Three recent sizeable insurer-to-reinsurer longevity-risk transfer (LRT) transactions in the Netherlands have highlighted the growing use of the de-risking tool by insurers as the Dutch pension risk transfer (PRT) market undergoes a profound transition.
In February, Pacific Life Re completed a €1.3bn longevity swap deal with Aegon Levensverzekering that covered a portion of pensions included in a un-named defined benefit (DB) scheme’s buy-out. A month later, Achmea and Achmea Pension & Life signed off on two longevity hedges totalling €8bn with Munich Re and Pacific Life Re.
They are the latest in a slew of Dutch LRT transactions that have accelerated in the past few years. Since 2019, about a dozen deals have been struck with a combined value of €78bn, compared with six worth around €46bn in total between 2012 and 2017.
“While not all Dutch longevity transactions are publicly disclosed, these figures provide a strong indication of the overall scale and sustained growth of the market,” said André de Vries, Vice President, Business Development, EMEA at Reinsurance Group of America.
The growth of PRT – and its consequent boost to LRT transactions – in the Netherlands has been spurred by a number of factors.
PRTs in the Netherlands have been steadily increasing since the government passed the Futures of Pensions Act – or Wet Toekomst Pensioenen (WTP) – in 2023, mandating DB schemes to move the burden of risk from sponsors and into defined contribution (DC) and other market-dependent structures by January 1, 2028.
Such switches are costly in terms of administration and meeting regulatory obligations. That has convinced many trustees to side-step the process and offload their schemes to insurers through bulk purchase annuity (BPA) deals. As well, forecast performance and volatility in the capital markets in which DC schemes invest has led administrators to opt for the safety of guaranteed member payouts offered by annuitised policies.
As a result, the volume of Dutch pension longevity risk on the books of insurers has swollen.
According to reports, the accumulated value of buy-outs is estimated at between €20bn and €30bn.
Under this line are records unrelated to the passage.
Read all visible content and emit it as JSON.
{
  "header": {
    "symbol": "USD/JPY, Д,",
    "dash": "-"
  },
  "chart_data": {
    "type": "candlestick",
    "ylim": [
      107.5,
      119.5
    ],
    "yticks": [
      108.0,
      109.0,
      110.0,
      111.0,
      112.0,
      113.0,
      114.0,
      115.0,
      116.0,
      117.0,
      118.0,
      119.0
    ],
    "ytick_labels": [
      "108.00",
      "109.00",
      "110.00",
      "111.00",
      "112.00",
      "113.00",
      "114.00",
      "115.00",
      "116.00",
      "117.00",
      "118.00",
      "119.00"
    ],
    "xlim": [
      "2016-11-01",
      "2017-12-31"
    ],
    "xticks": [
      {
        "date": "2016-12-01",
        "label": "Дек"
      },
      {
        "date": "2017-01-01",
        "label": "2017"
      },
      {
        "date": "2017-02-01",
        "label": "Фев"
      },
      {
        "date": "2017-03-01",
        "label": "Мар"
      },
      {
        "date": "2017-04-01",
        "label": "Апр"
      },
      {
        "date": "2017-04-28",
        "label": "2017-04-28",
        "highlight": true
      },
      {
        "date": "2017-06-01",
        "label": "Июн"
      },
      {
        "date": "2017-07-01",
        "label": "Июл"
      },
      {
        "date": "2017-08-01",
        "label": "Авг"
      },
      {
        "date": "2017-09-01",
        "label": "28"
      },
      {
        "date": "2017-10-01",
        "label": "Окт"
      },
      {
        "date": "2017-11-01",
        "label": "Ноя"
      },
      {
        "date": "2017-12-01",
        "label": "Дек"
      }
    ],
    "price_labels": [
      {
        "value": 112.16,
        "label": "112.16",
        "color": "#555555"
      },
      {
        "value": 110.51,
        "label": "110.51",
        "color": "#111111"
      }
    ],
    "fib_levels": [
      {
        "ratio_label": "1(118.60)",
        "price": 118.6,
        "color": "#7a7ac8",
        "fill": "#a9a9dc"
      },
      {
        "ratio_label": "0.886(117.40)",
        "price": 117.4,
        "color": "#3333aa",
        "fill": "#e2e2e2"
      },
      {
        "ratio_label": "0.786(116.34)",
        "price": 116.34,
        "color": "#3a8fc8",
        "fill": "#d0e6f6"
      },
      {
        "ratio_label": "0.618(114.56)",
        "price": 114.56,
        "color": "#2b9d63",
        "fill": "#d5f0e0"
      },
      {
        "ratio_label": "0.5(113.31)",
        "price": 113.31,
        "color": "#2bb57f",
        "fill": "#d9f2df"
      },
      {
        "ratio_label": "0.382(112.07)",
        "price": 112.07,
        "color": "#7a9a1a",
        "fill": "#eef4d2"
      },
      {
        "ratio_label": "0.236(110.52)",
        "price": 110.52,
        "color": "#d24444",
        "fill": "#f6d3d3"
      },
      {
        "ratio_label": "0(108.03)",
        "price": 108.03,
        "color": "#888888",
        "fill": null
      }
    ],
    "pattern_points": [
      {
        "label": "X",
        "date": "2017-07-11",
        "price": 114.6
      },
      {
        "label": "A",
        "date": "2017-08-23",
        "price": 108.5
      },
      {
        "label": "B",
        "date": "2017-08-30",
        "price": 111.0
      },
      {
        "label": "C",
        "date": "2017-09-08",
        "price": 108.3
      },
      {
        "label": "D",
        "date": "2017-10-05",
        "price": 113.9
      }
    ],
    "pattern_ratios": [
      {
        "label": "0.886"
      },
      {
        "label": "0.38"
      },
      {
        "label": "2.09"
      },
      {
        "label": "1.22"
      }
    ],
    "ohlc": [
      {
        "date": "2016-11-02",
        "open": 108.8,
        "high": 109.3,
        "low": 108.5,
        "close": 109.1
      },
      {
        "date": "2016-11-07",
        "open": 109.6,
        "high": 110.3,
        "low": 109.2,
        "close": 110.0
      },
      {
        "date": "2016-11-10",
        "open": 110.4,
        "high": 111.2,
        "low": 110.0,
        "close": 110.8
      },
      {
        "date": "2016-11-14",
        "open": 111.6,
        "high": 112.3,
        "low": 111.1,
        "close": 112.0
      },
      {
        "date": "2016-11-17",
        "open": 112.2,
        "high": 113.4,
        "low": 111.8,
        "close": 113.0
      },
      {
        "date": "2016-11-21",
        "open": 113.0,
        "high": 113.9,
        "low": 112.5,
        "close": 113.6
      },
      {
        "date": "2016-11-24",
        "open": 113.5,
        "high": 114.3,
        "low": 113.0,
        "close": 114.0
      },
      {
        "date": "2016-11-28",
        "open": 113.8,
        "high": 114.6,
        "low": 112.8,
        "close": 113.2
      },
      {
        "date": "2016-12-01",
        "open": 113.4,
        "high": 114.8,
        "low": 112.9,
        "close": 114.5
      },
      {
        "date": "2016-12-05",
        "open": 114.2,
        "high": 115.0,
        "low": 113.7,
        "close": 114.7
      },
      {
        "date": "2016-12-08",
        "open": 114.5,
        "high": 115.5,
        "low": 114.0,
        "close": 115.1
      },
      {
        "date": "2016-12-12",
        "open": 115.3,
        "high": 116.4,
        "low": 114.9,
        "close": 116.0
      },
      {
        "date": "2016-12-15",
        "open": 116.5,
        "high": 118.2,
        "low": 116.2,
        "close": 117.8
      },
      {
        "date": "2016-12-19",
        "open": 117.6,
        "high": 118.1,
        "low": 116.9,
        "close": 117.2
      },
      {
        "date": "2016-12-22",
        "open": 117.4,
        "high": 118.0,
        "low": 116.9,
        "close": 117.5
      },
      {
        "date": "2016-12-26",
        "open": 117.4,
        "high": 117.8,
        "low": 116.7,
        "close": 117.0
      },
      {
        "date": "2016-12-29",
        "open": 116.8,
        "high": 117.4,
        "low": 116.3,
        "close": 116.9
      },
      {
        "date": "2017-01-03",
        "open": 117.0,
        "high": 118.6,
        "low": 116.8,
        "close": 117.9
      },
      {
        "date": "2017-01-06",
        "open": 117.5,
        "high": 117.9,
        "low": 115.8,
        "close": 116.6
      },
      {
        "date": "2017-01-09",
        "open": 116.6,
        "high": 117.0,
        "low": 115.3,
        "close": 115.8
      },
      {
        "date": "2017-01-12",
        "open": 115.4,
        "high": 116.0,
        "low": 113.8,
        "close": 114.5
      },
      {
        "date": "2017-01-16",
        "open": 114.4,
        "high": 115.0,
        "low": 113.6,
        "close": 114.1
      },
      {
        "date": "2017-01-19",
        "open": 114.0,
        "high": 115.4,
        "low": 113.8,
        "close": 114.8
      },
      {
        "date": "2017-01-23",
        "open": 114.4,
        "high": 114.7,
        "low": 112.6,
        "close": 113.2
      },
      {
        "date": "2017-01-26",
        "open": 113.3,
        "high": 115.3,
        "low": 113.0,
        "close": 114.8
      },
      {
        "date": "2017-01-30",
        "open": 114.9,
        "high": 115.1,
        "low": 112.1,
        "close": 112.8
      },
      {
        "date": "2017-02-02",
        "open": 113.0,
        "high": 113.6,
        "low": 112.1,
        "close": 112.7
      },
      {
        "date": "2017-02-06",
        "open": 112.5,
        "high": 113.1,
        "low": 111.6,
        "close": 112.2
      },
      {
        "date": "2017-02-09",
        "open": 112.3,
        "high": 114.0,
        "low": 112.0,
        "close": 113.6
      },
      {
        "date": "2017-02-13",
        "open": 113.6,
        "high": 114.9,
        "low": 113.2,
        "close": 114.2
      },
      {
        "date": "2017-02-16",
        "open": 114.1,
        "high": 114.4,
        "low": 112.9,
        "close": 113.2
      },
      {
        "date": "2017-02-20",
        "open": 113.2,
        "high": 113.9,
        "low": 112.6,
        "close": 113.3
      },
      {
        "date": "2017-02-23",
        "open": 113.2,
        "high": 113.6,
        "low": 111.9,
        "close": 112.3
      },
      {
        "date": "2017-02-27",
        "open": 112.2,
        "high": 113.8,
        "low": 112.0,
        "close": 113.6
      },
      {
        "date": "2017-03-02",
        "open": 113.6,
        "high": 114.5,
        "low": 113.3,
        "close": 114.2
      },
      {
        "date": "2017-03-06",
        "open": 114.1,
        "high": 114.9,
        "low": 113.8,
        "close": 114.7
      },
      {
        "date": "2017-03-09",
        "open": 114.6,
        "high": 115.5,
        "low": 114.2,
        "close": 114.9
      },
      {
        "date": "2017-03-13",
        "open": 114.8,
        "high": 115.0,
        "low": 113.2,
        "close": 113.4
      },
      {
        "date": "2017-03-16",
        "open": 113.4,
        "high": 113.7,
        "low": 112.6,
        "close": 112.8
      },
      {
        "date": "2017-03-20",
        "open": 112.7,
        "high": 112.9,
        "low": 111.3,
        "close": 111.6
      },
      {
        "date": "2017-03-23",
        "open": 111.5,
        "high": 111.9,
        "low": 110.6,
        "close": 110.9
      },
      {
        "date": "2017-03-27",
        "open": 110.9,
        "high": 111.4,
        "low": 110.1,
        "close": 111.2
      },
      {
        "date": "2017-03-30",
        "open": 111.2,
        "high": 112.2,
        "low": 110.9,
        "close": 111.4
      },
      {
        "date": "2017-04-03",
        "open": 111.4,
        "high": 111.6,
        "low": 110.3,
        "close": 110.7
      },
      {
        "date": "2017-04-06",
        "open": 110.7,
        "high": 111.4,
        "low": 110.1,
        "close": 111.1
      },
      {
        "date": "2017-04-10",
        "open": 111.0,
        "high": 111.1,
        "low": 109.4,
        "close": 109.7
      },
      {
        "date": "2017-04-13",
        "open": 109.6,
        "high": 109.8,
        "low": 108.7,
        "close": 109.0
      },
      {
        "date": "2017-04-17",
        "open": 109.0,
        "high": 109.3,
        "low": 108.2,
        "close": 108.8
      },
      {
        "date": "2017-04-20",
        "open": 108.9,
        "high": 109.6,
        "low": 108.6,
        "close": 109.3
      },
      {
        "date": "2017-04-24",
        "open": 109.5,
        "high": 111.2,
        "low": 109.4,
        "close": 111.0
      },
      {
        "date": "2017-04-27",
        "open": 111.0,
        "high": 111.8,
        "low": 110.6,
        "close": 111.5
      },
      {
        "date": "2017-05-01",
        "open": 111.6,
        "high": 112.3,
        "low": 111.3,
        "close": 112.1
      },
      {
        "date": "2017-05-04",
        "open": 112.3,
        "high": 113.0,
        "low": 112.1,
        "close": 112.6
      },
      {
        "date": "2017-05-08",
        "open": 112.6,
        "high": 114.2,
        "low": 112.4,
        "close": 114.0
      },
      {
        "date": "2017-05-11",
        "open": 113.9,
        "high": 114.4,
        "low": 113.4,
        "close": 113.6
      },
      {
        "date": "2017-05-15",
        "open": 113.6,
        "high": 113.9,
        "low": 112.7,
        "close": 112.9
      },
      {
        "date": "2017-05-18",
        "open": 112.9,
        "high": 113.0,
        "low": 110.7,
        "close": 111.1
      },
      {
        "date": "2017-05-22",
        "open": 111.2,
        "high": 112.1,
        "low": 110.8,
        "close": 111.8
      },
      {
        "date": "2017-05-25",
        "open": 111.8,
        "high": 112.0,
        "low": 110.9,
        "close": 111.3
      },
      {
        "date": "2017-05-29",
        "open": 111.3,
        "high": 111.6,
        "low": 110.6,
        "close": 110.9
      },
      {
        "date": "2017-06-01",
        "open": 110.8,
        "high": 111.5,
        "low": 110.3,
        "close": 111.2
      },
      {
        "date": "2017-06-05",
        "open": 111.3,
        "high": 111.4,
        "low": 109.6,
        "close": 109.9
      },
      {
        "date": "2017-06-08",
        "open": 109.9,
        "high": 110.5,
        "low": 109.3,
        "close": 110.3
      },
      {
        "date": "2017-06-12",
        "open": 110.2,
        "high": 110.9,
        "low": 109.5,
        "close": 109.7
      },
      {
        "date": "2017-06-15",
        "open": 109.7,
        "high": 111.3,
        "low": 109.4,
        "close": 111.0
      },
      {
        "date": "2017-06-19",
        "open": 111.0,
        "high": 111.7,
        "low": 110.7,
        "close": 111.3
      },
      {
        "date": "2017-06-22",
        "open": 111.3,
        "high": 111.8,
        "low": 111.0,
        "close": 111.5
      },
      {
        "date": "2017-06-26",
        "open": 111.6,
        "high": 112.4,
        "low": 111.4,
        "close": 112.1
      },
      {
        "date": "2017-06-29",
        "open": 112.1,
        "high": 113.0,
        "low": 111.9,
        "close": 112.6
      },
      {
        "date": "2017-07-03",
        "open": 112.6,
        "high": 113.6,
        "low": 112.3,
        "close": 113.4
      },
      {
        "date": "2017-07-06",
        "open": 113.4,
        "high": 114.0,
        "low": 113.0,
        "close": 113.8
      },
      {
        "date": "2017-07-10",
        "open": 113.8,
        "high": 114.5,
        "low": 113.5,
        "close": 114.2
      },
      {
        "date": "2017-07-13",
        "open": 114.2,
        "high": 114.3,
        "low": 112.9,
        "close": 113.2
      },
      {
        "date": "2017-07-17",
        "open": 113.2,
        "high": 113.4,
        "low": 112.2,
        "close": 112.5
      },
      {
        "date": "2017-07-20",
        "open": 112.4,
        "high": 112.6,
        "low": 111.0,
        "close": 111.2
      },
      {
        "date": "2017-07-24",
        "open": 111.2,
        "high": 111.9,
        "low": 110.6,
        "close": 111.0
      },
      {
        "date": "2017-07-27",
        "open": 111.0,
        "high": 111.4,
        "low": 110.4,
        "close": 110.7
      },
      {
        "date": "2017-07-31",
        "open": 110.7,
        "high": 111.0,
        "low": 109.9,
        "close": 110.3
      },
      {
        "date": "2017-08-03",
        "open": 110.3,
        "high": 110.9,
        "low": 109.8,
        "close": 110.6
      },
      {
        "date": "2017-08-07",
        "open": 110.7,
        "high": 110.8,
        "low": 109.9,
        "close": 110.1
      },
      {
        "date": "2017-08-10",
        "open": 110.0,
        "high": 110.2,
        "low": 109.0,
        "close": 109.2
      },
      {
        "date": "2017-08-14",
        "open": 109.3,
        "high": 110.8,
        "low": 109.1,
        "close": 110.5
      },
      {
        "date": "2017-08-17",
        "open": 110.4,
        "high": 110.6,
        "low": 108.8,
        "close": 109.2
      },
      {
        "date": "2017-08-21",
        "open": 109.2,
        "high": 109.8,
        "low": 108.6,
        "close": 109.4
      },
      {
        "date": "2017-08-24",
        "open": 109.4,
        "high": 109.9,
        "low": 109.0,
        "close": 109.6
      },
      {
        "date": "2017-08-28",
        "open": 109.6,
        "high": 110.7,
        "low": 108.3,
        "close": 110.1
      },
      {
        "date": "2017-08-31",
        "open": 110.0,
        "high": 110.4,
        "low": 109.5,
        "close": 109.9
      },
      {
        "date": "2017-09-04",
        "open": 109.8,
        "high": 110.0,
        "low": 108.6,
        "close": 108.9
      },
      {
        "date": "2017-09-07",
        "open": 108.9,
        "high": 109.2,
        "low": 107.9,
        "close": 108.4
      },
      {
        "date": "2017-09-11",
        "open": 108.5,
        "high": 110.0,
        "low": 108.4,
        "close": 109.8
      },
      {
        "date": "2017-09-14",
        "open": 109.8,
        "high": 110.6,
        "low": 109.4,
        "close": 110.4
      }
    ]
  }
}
In an article published by the Dutch prudential supervisor DNB, €7bn of pension buy-outs were executed in the Netherlands between Q2 2023 and Q3 2025, bringing the aggregate value of insurers’ pension schemes to €230bn, or 15% of total pension provisions in the nation.
That has offered rich pickings to reinsurers who have increased their presence in the Dutch market. However, breaking into this sector requires scale.
“If you’re a reinsurer wanting to write this risk, it involves quite an investment in time and therefore cost to figure out how you underwrite it, you want a big enough pipeline to make it worthwhile,” said Martin Bird, Senior Partner at Aon in the UK.
LRT transactions are attractive to insurers, too, because they are capital efficient. Under Solvency II (SII), insurers must maintain a level of capital buffers against the risks they hold. The more risk they can offload in LRT deals, the more capital it frees for them to transact more business.
“Basically, it just shrinks your capital obligation. And if you’ve got to write new buy-out business, you’ve got to have capital available,” Bird said.
“Insurers are generally freeing up capital and they’re doing it because they’re looking at what’s going on in the pensions market and seeing a growing impetus or demand for PRT solutions. They’re freeing up capital in anticipation of that business, which they expect to come down the track over the next few years.”
The outlook for LRT deals is strong as the PRT market that has fuelled its growth in recent years expands.
For a start, LRT pricing has become more attractive as more deals have been struck, creating a virtuous circle that has enabled insurers to offer better pricing for PRT transactions. That, in turn, has increased the likelihood of more schemes moving to buy-out.
Further, reinsurers’ experience in the much larger UK PRT and LRT markets has also given them the expertise to broaden their coverage. Until recently, LRT deals were confined to in-payment scheme members. Now, reinsurers are able to price for deferred members.
“The reinsurance market has got a lot more comfortable with this,” said Bird.
“The market has figured out how to do all of that and therefore is pricing it much more efficiently.”
While the Dutch LRT market is expected to continue flourishing as PRT transactions accelerate up to the WTP cut-off date, deals are likely to continue beyond that.
WTP allows for DB schemes to continue in their present format so long as they don’t take on new members. This gives them more time to consider their end-game options, but it also means their assets and liabilities can only get smaller as members die.
“At some stage, these funds need to decide on their long-term future – before they become too small to continue independently,” said de Vries.
“As a result, we expect pension buy-outs in the Netherlands to continue beyond the WTP cut-off date.”
Bird is also confident that the Dutch LRT market will offer an attractive diversification opportunity for global reinsurers that have capitalised on market growth overseas.
“The global reinsurance market is super keen on Dutch risk – they want to write longevity risk,” he said.
“They have plenty of UK risk already on the balance sheet. They do want more UK risk, but the Dutch risk is good because it’s different to the UKs. It’s a diversifier.”